This Career Development Plan involves an integrated collection of research and educational activities focused on algorithms for high-dimensional geometric problems.
Geometric computing with high-dimensional data is of crucial importance to many areas of computer science, including machine learning, data mining, databases and information retrieval, computer vision and computational biology. Example problems in this area are: nearest neighbor search, many variants of data clustering, and discovering linear structure of the data (e.g. via Principal Component Analysis (PCA)). Unfortunately, the classical geometric algorithms for many of these problems do not scale well with the dimension.

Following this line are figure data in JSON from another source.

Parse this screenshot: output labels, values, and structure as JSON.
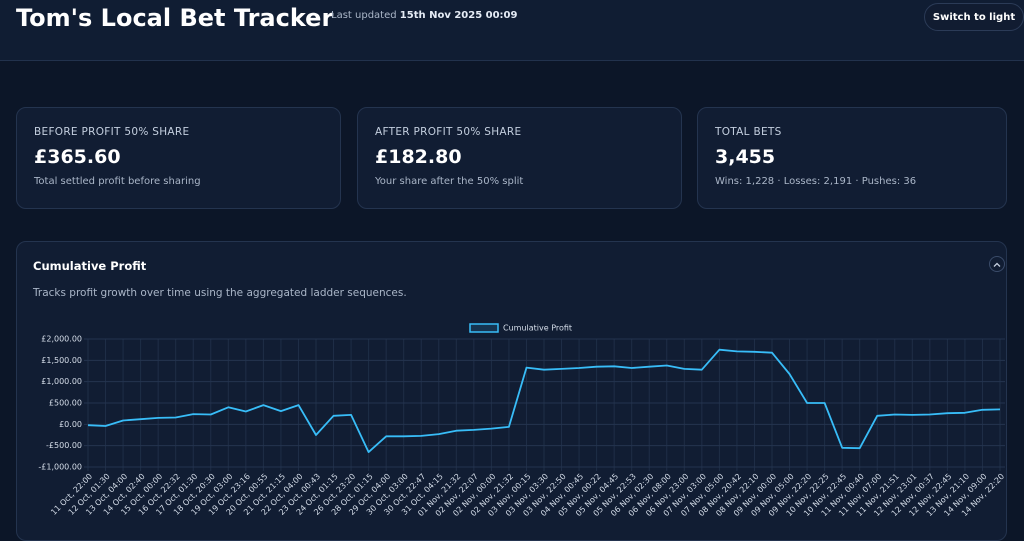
{
  "header": {
    "title": "Tom's Local Bet Tracker",
    "updated_label": "Last updated",
    "updated_value": "15th Nov 2025 00:09",
    "button": "Switch to light"
  },
  "cards": [
    {
      "label": "BEFORE PROFIT 50% SHARE",
      "value": "£365.60",
      "note": "Total settled profit before sharing"
    },
    {
      "label": "AFTER PROFIT 50% SHARE",
      "value": "£182.80",
      "note": "Your share after the 50% split"
    },
    {
      "label": "TOTAL BETS",
      "value": "3,455",
      "note": "Wins: 1,228 · Losses: 2,191 · Pushes: 36"
    }
  ],
  "panel": {
    "title": "Cumulative Profit",
    "description": "Tracks profit growth over time using the aggregated ladder sequences."
  },
  "chart_data": {
    "type": "line",
    "categories": [
      "11 Oct, 22:00",
      "12 Oct, 01:30",
      "13 Oct, 04:00",
      "14 Oct, 02:40",
      "15 Oct, 00:00",
      "16 Oct, 22:32",
      "17 Oct, 01:30",
      "18 Oct, 20:30",
      "19 Oct, 03:00",
      "19 Oct, 23:16",
      "20 Oct, 00:55",
      "21 Oct, 21:15",
      "22 Oct, 04:00",
      "23 Oct, 00:43",
      "24 Oct, 01:15",
      "26 Oct, 23:20",
      "28 Oct, 01:15",
      "29 Oct, 04:00",
      "30 Oct, 03:00",
      "30 Oct, 22:47",
      "31 Oct, 04:15",
      "01 Nov, 21:32",
      "02 Nov, 22:07",
      "02 Nov, 00:00",
      "02 Nov, 21:32",
      "03 Nov, 00:15",
      "03 Nov, 03:30",
      "03 Nov, 22:50",
      "04 Nov, 00:45",
      "05 Nov, 00:22",
      "05 Nov, 04:45",
      "05 Nov, 22:53",
      "06 Nov, 02:30",
      "06 Nov, 08:00",
      "06 Nov, 23:00",
      "07 Nov, 03:00",
      "07 Nov, 05:00",
      "08 Nov, 20:42",
      "08 Nov, 22:10",
      "09 Nov, 00:00",
      "09 Nov, 05:00",
      "09 Nov, 22:20",
      "10 Nov, 22:25",
      "10 Nov, 22:45",
      "11 Nov, 00:40",
      "11 Nov, 07:00",
      "11 Nov, 21:51",
      "12 Nov, 23:01",
      "12 Nov, 00:37",
      "12 Nov, 22:45",
      "13 Nov, 21:10",
      "14 Nov, 09:00",
      "14 Nov, 22:20"
    ],
    "series": [
      {
        "name": "Cumulative Profit",
        "color": "#38bdf8",
        "values": [
          -20,
          -40,
          90,
          120,
          150,
          160,
          240,
          230,
          400,
          300,
          450,
          310,
          450,
          -250,
          200,
          220,
          -650,
          -280,
          -280,
          -270,
          -230,
          -150,
          -130,
          -100,
          -60,
          1330,
          1280,
          1300,
          1320,
          1350,
          1360,
          1320,
          1350,
          1380,
          1300,
          1280,
          1750,
          1710,
          1700,
          1680,
          1180,
          500,
          500,
          -550,
          -560,
          200,
          230,
          220,
          230,
          260,
          270,
          340,
          350
        ]
      }
    ],
    "ylim": [
      -1000,
      2000
    ],
    "yticks": [
      {
        "value": -1000,
        "label": "-£1,000.00"
      },
      {
        "value": -500,
        "label": "-£500.00"
      },
      {
        "value": 0,
        "label": "£0.00"
      },
      {
        "value": 500,
        "label": "£500.00"
      },
      {
        "value": 1000,
        "label": "£1,000.00"
      },
      {
        "value": 1500,
        "label": "£1,500.00"
      },
      {
        "value": 2000,
        "label": "£2,000.00"
      }
    ],
    "grid": true,
    "legend": "top"
  }
}
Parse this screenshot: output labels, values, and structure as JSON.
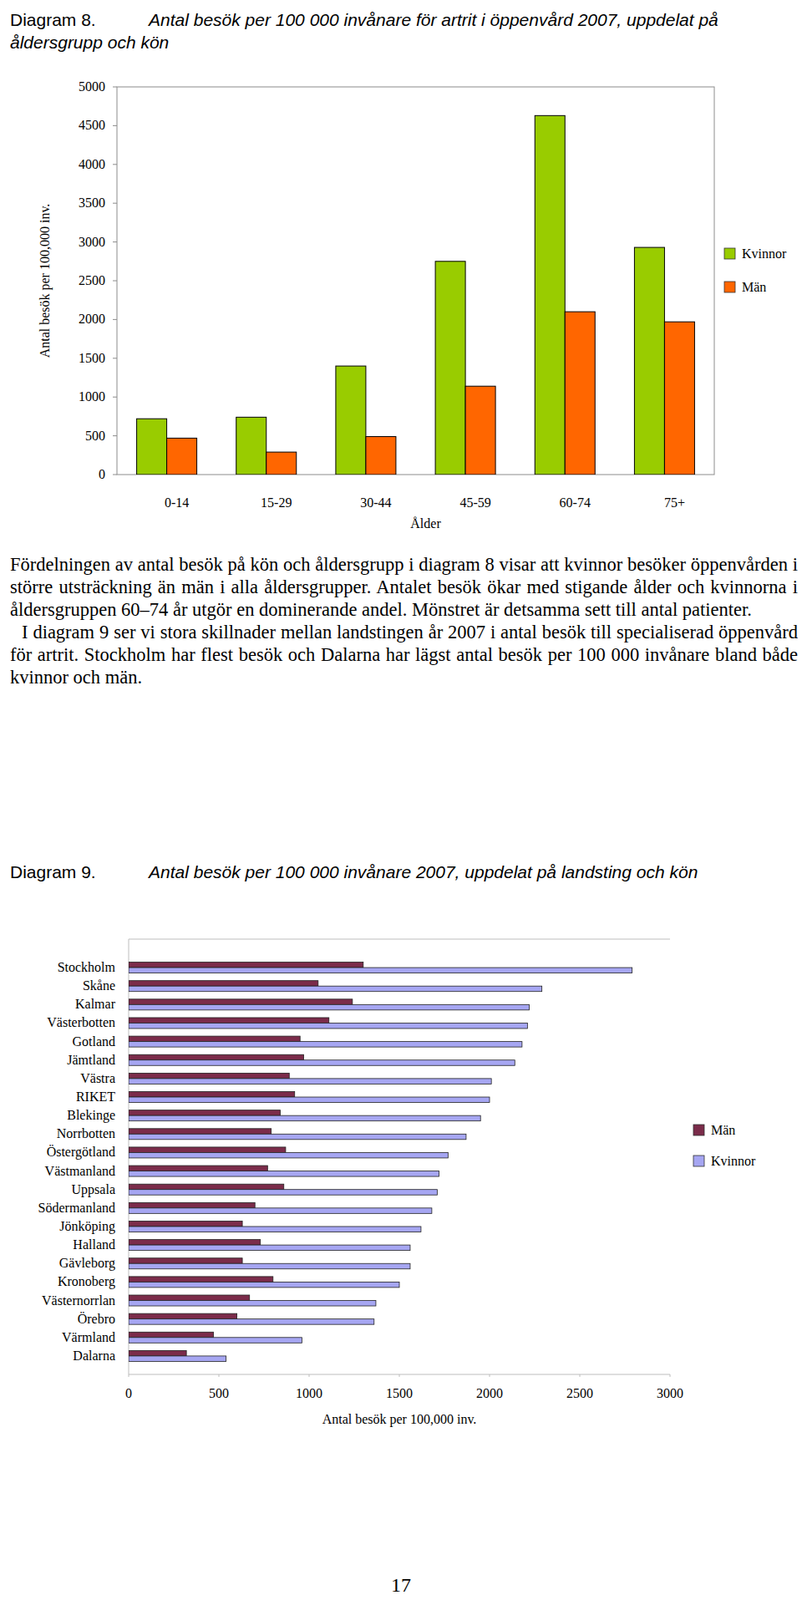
{
  "chart_data": [
    {
      "type": "bar",
      "figure_label": "Diagram 8.",
      "title": "Antal besök per 100 000 invånare för artrit i öppenvård 2007, uppdelat på åldersgrupp och kön",
      "categories": [
        "0-14",
        "15-29",
        "30-44",
        "45-59",
        "60-74",
        "75+"
      ],
      "series": [
        {
          "name": "Kvinnor",
          "color": "#99cc00",
          "values": [
            720,
            740,
            1400,
            2750,
            4630,
            2930
          ]
        },
        {
          "name": "Män",
          "color": "#ff6600",
          "values": [
            470,
            290,
            490,
            1140,
            2100,
            1970
          ]
        }
      ],
      "ylim": [
        0,
        5000
      ],
      "yticks": [
        0,
        500,
        1000,
        1500,
        2000,
        2500,
        3000,
        3500,
        4000,
        4500,
        5000
      ],
      "ylabel": "Antal besök per 100,000 inv.",
      "xlabel": "Ålder",
      "legend": "right",
      "grid": false
    },
    {
      "type": "bar",
      "orientation": "horizontal",
      "figure_label": "Diagram 9.",
      "title": "Antal besök per 100 000 invånare 2007, uppdelat på landsting och kön",
      "categories": [
        "Stockholm",
        "Skåne",
        "Kalmar",
        "Västerbotten",
        "Gotland",
        "Jämtland",
        "Västra",
        "RIKET",
        "Blekinge",
        "Norrbotten",
        "Östergötland",
        "Västmanland",
        "Uppsala",
        "Södermanland",
        "Jönköping",
        "Halland",
        "Gävleborg",
        "Kronoberg",
        "Västernorrlan",
        "Örebro",
        "Värmland",
        "Dalarna"
      ],
      "series": [
        {
          "name": "Män",
          "color": "#7b2c4a",
          "values": [
            1300,
            1050,
            1240,
            1110,
            950,
            970,
            890,
            920,
            840,
            790,
            870,
            770,
            860,
            700,
            630,
            730,
            630,
            800,
            670,
            600,
            470,
            320
          ]
        },
        {
          "name": "Kvinnor",
          "color": "#a6a6f2",
          "values": [
            2790,
            2290,
            2220,
            2210,
            2180,
            2140,
            2010,
            2000,
            1950,
            1870,
            1770,
            1720,
            1710,
            1680,
            1620,
            1560,
            1560,
            1500,
            1370,
            1360,
            960,
            540
          ]
        }
      ],
      "xlim": [
        0,
        3000
      ],
      "xticks": [
        0,
        500,
        1000,
        1500,
        2000,
        2500,
        3000
      ],
      "xlabel": "Antal besök per 100,000 inv.",
      "legend": "right",
      "grid": false
    }
  ],
  "paragraphs": [
    "Fördelningen av antal besök på kön och åldersgrupp i diagram 8 visar att kvinnor besöker öppenvården i större utsträckning än män i alla åldersgrupper. Antalet besök ökar med stigande ålder och kvinnorna i åldersgruppen 60–74 år utgör en dominerande andel. Mönstret är detsamma sett till antal patienter.",
    "I diagram 9 ser vi stora skillnader mellan landstingen år 2007 i antal besök till specialiserad öppenvård för artrit. Stockholm har flest besök och Dalarna har lägst antal besök per 100 000 invånare bland både kvinnor och män."
  ],
  "page_number": "17"
}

For example, the running times of the classical algorithms for the nearest neighbor search depend exponentially on the dimension, which makes them inefficient for dimension higher than, say, 20. This is unfortunate, since many applications involve number of dimensions anywhere from a few hundred to a few million.
In recent years, new, powerful techniques for solving these problems have been discovered, most notably dimensionality reduction and random sampling in geometric spaces. The algorithms obtained using those techniques enjoy very low (at most linear) dependence on the dimension, at the cost of providing approximate answers. The problems amenable to these techniques include nearest neighbor search, clustering and PCA. However, the algorithmic solutions to these problems still possess (sometimes quite severe) limitations. Our goal is to identify methods for circumventing these limitations and making the algorithms efficient, both in theory and in practice.
The techniques which led to the development of the aforementioned algorithms are new and still not widely known. They include many tools which have been developed during 70s and 80s in the field of mathematics called functional analysis. However, computer scientists became aware of those methods only very recently, and many of the fundamental results are still not widely known or used. Therefore, it is important to make these results accessible to large computer science audience so that they can be successfully used, investigated and developed. In the Education Plan section we outline a plan on how to make them more accessible to students as well as computer scientists.